Abstract

Co-editor Tony Molloy QC's keynote address to this year's Trusts and Estates Litigation Forum, at Terre Blanche, confronted the problems of financial investments so complex as to preclude any meaningful assessment of the risks associated with them; and of a financial system so lacking in transparency as to have been compounding investment risk under cover of its claims to have been dissipating it. To break open some of the potential consequential trustee investment litigation issues, he found it necessary to traverse finance, economics, sociology, politics and philosophy, as well as to reconsider the leading cases from a number of jurisdictions.

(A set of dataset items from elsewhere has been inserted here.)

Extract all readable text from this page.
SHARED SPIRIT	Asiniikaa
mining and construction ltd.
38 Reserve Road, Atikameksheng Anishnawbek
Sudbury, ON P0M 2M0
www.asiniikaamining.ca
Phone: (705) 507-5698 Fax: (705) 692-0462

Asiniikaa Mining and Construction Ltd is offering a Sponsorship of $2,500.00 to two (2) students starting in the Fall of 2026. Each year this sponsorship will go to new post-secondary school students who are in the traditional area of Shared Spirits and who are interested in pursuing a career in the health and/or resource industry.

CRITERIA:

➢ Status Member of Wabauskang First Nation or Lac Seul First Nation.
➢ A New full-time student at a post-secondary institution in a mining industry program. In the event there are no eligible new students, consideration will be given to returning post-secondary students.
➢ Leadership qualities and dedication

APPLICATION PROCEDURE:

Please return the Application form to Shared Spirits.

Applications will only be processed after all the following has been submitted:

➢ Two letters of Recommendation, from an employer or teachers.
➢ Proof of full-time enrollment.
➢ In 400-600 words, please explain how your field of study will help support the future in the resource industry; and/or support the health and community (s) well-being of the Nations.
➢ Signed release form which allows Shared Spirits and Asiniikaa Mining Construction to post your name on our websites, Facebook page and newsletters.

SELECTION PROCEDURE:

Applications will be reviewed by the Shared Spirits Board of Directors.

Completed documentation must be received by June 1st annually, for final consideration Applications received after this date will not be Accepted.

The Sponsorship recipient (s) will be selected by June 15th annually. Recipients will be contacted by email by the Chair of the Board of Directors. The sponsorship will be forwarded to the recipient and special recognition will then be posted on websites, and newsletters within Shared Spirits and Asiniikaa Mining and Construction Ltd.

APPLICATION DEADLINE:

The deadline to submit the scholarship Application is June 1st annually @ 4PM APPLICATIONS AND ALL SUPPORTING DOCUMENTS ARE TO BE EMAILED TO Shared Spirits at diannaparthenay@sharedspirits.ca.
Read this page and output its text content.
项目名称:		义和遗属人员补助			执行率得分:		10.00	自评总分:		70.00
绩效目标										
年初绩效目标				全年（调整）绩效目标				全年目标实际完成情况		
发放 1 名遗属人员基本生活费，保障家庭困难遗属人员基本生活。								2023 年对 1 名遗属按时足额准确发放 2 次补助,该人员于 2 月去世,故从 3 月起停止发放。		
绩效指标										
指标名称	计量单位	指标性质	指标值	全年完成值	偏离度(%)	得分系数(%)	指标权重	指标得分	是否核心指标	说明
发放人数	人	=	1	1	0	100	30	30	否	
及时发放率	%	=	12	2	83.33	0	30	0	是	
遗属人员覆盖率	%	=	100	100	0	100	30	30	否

As appears from this revised version of his paper, this led to Bernard Madov, lap dancers, centrefold models and the South Sea Bubble jostling with Lord Walker, St Thomas Aquinas, Lord Lindley, Sir Anthony Kenny, Lord Hoffmann (who, having reviewed it in writing his editorial, wrote that he had “very much enjoyed Molloy's article”), Sister Catherine Crowley, Lord Jacobs, the Carmelite Nuns, Lord Nicholls, Pope John XXXIII, Lord Millett, Playboy, the Gospel According to Matthew, Norman Mailer, the Book of Isaiah, the Prime Ministers of Iceland and Australia, alcoholic Telomian Hounds and the personal habits of Mongolian Gerbils: to name but a few.